(Peer-Reviewed) Comparative analysis of NovaSeq 6000 and MGISEQ 2000 single-cell RNA sequencing data
Weiran Chen ¹, Md Wahiduzzaman ¹, Quan Li ¹ , Yixue Li 李亦学 ¹ ², Guangyong Zheng 郑广勇 ¹, Tao Huang 黄涛 ¹
¹ Bio-Med Big Data Center, Key Laboratory of Computational Biology, Shanghai Institute of Nutrition and Health, Chinese Academy of Sciences, Shanghai 200031, China
中国 上海 中国科学院上海营养与健康研究所 计算生物学重点实验室 生物医学大数据中心
² School of Life Science, Hangzhou Institute for Advanced Study, University of Chinese Academy of Sciences, Hangzhou, China
中国 杭州 中国科学院大学 杭州高等研究院 生命与健康科学学院
Single-cell RNA sequencing (scRNA-seq) technology is now becoming a widely applied method of transcriptome exploration that helps to reveal cell-type composition as well as cell-state heterogeneity for specific biological processes. Distinct sequencing platforms and processing pipelines may contribute to various results even for the same sequencing samples. Therefore, benchmarking sequencing platforms and processing pipelines was considered as a necessary step to interpret scRNA-seq data. However, recent comparing efforts were constrained in sequencing platforms or analyzing pipelines. There is still a lack of knowledge of analyzing pipelines matched with specific sequencing platforms in aspects of sensitivity, precision, and so on.

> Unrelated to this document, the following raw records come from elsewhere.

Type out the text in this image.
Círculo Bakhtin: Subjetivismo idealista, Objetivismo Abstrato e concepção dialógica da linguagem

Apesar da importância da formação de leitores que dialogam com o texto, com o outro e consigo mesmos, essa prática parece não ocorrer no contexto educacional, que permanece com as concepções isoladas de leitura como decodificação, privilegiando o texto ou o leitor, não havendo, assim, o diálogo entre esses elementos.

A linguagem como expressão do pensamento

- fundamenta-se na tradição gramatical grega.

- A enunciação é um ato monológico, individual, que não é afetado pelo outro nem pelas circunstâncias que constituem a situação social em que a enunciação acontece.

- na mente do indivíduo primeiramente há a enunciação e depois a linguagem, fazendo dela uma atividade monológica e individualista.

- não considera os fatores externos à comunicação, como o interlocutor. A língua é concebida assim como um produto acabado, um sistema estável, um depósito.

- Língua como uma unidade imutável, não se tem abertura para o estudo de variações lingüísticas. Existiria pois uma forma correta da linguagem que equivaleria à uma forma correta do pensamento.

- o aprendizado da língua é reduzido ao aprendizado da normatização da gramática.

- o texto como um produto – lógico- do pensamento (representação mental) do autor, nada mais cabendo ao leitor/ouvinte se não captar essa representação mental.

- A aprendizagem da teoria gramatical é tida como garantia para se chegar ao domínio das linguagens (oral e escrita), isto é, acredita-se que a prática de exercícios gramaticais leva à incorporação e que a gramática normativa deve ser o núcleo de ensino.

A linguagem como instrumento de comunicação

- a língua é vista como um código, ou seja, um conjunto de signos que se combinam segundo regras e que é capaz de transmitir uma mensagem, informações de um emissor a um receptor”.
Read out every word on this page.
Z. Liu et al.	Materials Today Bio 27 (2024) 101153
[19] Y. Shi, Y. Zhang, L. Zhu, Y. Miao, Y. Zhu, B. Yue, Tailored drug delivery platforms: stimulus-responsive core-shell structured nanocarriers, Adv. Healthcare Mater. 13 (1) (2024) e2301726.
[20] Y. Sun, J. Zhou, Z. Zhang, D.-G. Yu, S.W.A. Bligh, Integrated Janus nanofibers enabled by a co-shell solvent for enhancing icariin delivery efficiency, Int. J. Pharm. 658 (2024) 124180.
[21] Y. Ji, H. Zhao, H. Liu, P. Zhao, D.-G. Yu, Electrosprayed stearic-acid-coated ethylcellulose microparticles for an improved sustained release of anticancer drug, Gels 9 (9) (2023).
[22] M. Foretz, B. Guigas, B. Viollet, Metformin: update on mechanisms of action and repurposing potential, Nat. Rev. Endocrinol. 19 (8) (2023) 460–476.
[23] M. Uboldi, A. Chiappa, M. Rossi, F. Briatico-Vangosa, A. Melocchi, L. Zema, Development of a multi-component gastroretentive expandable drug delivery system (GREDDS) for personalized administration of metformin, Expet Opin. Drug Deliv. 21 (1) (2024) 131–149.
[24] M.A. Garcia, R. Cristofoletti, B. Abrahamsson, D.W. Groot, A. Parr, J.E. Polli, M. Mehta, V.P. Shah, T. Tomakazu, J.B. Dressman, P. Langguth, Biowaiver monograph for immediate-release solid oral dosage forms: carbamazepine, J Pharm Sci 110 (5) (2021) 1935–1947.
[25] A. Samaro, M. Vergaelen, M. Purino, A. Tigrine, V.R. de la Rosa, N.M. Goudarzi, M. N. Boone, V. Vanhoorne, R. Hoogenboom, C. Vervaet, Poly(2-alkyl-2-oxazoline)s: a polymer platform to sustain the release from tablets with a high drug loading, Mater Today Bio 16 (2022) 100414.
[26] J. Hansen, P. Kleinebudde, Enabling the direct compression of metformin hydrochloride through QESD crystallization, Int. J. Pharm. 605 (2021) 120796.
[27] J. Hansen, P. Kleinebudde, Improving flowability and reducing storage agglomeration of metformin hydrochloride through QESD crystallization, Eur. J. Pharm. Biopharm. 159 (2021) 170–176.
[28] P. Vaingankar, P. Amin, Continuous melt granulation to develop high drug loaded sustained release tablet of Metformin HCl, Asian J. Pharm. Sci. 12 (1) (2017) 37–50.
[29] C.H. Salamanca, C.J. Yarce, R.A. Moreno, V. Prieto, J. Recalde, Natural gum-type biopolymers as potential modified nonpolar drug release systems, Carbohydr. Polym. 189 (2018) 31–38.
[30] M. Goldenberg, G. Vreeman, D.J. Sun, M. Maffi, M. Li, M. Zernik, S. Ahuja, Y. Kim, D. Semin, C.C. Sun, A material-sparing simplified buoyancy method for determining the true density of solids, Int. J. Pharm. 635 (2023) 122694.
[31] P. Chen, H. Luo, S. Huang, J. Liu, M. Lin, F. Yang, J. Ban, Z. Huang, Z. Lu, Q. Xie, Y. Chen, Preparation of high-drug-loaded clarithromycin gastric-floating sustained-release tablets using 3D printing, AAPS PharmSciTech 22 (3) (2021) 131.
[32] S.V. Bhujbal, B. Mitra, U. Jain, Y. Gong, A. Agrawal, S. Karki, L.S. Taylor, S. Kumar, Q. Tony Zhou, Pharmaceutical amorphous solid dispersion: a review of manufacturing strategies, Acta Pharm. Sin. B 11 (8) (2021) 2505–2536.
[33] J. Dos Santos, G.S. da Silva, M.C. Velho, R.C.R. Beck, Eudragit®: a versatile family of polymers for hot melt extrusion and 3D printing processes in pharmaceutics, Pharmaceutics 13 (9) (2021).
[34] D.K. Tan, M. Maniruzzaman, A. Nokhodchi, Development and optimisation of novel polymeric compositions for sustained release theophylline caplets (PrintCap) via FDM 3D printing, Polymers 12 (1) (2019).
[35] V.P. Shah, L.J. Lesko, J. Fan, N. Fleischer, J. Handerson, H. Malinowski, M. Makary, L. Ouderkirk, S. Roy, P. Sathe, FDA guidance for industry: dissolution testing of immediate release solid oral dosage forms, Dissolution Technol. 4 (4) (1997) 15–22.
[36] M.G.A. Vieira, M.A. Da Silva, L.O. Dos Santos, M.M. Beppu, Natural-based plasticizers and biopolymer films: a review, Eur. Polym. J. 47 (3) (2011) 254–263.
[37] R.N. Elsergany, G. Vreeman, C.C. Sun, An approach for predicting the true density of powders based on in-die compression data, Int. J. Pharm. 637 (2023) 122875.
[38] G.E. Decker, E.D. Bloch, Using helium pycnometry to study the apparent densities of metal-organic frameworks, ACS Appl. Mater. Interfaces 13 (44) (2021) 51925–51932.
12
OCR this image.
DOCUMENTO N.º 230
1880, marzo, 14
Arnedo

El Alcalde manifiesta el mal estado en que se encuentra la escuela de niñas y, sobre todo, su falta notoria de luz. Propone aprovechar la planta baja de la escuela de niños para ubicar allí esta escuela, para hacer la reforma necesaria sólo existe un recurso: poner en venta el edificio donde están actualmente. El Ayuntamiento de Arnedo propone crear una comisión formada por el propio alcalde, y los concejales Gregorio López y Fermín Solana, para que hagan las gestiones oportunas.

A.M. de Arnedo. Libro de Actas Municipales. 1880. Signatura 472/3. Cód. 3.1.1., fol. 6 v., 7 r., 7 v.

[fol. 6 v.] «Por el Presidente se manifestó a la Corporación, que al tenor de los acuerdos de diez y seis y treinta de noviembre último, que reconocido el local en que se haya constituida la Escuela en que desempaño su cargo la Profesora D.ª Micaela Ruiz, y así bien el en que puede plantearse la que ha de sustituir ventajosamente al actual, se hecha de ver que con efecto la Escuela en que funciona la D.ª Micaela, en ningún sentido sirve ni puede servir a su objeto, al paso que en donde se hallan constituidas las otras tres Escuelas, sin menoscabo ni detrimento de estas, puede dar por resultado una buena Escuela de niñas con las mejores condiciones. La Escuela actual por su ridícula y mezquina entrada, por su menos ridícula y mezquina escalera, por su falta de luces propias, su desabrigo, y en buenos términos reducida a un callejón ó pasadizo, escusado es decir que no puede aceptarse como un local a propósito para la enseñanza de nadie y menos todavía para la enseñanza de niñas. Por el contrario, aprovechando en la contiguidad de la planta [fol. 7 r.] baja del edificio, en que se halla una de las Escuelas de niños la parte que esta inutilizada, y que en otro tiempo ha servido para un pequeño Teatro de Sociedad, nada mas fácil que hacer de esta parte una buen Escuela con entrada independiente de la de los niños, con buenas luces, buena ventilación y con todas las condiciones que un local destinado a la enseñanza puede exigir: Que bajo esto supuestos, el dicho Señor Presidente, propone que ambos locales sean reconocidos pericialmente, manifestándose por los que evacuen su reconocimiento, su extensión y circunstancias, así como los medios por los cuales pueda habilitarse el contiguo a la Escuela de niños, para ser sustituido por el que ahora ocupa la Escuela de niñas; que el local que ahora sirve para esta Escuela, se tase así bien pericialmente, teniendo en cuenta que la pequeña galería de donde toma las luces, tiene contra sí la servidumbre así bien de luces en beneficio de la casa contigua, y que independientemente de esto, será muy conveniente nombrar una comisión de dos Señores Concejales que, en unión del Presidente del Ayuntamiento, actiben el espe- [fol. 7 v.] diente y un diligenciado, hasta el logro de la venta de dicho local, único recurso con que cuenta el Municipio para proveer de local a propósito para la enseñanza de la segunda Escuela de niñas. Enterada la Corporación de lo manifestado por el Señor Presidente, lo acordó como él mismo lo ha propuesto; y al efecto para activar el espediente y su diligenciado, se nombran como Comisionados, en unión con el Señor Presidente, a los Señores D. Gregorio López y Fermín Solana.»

We downloaded public scRNA-seq data that was generated by two distinct sequencers, NovaSeq 6000 and MGISEQ 2000. Then data was processed through the Drop-seq-tools, UMI-tools and Cell Ranger pipeline respectively. We calculated multiple measurements based on the expression profiles of the six platform-pipeline combinations.
We found that all three pipelines had comparable performance, the Cell Ranger pipeline achieved the best performance in precision while UMI-tools prevailed in terms of sensitivity and marker calling.
Our work provided an insight into the selection of scRNA-seq data processing tools for two sequencing platforms as well as a framework to evaluate platform-pipeline combinations.